‘Vou morder a canela dos adversários’, diz Lula

 

 

Lula repete em São Paulo, com Fernando Haddad, a fórmula que utilizou nacionalmente com Dilma Rousseff. Numa fase em que o pupilo ainda não tem vida política própria, o patrono empresta-lhe a voz e se dispõe a doar-lhe as pernas. Dá-se ao luxo de escolher o adversário. Antevê para 2012 uma polarização com o tucano José Serra, o mesmo rival de 2010.

 

Na noite passada, em encontro com o PCdoB, que aderira a Haddad horas antes, Lula como que chamou a briga para si: “Vou me dedicar à campanha de São Paulo. Vou pra periferia fazer comício, vou fazer caminhada, vou gravar programa de televisão, de rádio. Se for necessário, morderei a canela dos adversários para que o Fernando Haddad possa ser o prefeito.”

 

E quanto à saúde? Lula soou otimista. “A partir de julho ou agosto eu já vou estar com a garganta boa”, disse. “Já recuperei 70% de mobilidade na minha perna esquerda. Logo, logo estarei batendo falta e fazendo gol como o Romarinho [do Corinthians] fez no Palmeiras ontem.”

 

Lula fez comparações explícitas de Haddad com Dilma. Não parece impressionado com a momentânea desvantagem retratada nas sondagens eleitorais. Ao contrário, faz troça. “Não sei se vocês perceberam que, nas pesquisas, o Serra tá patinando. Eu acho que jogaram óleo na pista de patins dele. E ele vai perceber que foi um equívoco [ouvir] quem o convenceu a ser candidato a prefeito.”

 

Aproveitou para mordiscar o calcanhar de Serra: “O povo de São Paulo precisa lembrar que ele já foi eleito uma vez e, ao invés de governar, o bichinho ficou um ano e quatro meses no mandato e saiu. Ele não pegou nem a segunda enchente e já correu.”

 

O desafio da coligação petista, disse Lula, é ajustar o discurso para atrair a parcela do eleitorado paulistano que resiste em votar no PT e em aliados ditos de esquerda, como o PCdoB e o PSB. Gente que, por alguma razão, “vota no Tiririca.” Não mencionou o nome do neo-aliado Paulo Maluf, mas soou como se quisesse justificar a parceria inusitada.

 

Escaldado pela derrota de 2010, Serra parece ter farejado a tática de Lula. No domingo (24), ao discursar na convenção em que foi confirmado como candidato do PSDB, o tucano absteve-se de criticar Lula.
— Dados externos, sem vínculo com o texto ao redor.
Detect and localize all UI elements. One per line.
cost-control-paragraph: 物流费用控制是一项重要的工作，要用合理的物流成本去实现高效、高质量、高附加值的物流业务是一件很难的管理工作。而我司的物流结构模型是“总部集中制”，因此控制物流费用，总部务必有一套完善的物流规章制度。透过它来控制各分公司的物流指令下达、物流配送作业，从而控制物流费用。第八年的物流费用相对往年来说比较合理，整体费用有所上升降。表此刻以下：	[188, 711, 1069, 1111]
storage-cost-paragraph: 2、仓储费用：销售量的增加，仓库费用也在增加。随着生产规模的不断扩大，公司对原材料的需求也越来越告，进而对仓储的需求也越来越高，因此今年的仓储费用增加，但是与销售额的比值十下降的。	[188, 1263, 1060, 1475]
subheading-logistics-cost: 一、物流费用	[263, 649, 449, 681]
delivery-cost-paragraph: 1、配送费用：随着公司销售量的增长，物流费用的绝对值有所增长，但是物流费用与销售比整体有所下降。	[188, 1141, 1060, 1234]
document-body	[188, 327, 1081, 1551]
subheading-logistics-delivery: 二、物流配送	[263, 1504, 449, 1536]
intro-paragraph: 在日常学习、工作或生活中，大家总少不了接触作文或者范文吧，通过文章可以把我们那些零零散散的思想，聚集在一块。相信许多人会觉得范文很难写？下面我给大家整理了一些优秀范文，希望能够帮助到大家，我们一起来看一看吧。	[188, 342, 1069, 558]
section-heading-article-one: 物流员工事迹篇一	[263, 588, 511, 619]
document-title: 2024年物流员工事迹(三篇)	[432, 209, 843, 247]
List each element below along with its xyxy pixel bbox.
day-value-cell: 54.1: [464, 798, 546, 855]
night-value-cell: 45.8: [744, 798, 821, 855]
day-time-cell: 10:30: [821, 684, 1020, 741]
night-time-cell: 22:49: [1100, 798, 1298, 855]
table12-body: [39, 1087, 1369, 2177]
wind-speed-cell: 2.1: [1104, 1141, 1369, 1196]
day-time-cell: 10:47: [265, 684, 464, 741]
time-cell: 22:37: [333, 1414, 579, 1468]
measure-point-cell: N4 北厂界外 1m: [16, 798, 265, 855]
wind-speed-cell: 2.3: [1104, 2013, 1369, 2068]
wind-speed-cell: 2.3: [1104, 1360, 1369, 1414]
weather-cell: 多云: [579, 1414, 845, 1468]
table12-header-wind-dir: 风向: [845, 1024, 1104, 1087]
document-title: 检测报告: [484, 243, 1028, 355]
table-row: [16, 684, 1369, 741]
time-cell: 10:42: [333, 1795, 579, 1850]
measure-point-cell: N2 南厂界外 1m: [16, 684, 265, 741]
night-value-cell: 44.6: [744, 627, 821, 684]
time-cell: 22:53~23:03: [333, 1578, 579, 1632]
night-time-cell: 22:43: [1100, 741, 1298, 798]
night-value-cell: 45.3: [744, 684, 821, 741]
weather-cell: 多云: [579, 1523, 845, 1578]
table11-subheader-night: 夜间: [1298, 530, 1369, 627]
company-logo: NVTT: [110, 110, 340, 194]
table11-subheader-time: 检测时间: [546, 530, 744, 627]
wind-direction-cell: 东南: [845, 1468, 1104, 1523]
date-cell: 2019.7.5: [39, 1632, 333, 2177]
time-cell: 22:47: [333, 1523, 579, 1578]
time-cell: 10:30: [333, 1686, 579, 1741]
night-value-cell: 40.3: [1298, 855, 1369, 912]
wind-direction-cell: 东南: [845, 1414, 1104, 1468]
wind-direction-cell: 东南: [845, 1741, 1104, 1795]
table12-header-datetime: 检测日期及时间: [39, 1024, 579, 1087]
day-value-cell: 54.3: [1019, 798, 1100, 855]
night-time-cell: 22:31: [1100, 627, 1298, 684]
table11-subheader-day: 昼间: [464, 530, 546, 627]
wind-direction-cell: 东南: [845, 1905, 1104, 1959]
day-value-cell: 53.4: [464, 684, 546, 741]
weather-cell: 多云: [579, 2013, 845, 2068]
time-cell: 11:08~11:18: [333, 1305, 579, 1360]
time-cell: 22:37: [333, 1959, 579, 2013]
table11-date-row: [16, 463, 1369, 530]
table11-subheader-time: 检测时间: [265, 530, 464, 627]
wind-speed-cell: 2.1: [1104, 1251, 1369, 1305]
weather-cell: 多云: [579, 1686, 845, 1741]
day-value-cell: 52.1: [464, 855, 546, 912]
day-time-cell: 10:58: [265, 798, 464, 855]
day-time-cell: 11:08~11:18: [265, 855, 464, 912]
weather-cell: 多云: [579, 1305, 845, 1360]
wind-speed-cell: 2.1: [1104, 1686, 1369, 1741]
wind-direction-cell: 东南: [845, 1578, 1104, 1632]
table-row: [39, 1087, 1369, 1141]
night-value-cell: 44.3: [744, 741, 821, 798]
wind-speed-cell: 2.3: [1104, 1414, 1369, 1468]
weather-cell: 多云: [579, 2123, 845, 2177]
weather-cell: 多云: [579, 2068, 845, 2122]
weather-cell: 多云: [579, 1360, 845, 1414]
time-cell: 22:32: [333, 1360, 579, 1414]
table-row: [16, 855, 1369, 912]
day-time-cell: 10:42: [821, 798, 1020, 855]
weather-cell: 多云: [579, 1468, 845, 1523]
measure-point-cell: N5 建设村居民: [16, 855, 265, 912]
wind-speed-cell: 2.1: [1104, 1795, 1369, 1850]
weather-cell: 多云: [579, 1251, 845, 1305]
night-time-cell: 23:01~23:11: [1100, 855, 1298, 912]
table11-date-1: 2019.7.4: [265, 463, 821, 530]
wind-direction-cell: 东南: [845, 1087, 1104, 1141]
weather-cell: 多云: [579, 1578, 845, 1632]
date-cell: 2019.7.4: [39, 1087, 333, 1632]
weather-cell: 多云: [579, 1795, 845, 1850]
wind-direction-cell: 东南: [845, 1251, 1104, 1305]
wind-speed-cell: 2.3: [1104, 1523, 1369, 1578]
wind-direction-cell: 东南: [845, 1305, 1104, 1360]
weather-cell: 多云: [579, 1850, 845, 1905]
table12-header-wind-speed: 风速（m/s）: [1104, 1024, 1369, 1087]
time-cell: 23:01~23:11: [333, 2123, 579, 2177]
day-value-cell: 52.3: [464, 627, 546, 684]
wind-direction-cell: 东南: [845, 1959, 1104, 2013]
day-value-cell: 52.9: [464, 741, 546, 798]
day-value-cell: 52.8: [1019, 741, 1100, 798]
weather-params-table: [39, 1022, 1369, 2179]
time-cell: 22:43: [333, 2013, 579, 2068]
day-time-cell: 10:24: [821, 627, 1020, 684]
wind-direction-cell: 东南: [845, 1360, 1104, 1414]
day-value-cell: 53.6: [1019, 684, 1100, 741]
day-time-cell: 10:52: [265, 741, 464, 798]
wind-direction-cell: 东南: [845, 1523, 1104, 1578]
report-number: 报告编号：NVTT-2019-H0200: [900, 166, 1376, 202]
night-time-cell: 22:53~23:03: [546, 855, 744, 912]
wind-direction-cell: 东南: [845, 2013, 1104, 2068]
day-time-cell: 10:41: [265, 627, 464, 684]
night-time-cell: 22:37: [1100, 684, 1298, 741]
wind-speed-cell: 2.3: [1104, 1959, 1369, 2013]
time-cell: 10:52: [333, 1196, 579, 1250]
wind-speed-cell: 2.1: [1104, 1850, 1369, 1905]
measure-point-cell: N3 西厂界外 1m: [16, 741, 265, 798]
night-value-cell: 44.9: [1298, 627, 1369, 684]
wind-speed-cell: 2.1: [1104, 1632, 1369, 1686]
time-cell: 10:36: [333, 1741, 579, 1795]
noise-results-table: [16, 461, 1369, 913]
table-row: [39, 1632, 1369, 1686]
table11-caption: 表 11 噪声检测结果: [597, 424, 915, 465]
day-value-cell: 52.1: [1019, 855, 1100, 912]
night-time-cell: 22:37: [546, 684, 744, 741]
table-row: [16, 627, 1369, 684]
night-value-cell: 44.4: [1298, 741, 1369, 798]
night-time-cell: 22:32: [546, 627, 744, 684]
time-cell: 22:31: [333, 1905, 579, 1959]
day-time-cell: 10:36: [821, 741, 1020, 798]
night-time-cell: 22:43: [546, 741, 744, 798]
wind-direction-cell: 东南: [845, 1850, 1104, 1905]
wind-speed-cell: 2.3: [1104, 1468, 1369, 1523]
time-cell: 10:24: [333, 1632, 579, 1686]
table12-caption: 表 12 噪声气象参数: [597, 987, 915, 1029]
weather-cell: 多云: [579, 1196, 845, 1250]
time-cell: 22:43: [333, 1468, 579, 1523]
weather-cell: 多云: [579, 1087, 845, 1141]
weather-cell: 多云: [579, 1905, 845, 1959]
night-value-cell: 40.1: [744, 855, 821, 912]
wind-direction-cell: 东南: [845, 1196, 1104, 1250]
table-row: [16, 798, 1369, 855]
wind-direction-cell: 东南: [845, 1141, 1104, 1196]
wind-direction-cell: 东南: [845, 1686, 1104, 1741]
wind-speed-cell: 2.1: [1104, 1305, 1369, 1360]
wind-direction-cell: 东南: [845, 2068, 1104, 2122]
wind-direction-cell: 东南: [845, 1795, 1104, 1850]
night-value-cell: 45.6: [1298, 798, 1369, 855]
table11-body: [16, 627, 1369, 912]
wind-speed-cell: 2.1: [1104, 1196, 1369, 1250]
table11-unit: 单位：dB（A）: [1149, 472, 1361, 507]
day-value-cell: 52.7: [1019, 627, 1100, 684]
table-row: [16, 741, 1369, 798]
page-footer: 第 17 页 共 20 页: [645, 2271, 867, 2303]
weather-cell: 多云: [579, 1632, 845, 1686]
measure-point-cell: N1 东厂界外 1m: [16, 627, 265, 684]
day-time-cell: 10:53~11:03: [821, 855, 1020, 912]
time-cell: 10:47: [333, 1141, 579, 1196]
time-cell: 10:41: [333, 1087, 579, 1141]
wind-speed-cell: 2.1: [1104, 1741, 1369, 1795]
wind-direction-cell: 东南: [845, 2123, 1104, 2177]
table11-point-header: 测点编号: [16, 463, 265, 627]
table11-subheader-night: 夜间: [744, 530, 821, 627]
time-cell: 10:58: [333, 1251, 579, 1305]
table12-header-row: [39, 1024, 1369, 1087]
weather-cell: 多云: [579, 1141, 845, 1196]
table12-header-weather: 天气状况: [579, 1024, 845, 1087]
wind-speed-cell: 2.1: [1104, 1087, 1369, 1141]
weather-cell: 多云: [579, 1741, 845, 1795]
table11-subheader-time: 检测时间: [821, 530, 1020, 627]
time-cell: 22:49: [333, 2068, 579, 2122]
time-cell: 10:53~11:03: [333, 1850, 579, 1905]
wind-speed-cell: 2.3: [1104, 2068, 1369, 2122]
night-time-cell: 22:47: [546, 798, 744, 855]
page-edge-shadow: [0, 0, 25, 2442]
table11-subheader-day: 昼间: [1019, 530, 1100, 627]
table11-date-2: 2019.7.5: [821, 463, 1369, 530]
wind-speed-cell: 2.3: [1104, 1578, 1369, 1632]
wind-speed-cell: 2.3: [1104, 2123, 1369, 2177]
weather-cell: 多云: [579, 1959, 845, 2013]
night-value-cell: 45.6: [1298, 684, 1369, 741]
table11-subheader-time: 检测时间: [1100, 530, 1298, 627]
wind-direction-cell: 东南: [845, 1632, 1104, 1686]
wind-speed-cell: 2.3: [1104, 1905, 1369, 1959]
Cuidou de concentrar suas baterias em Haddad. “Experiência é virtude”, disse, contrapondo-se à bandeira do “novo” desfraldada pelos marqueteiros do antagonista.

 

E Lula: “Estou vendo o nosso adversário dizer que a competência vai vencer o novo. Portanto, meu filho [Haddad], você já ganhou, porque competência ali não tem.” Como se vê, a exemplo do que fizera na sucessão presidencial, Lula joga sua biografia na disputa paulistana.

 

Já prevaleceu sobre Serra em 2002 e 2010. Batendo-o uma terceira vez, pode sepultar-lhe as ambições futuras. O objetivo de Lula é, porém, mais ambicioso. Deseja derrotar o tucanato em sua principal cidadela. Resta saber se vai conseguir seduzir o pedaço do eleitorado de São Paulo que torce o nariz para o petismo, condenando-o ao cercadinho dos 30%.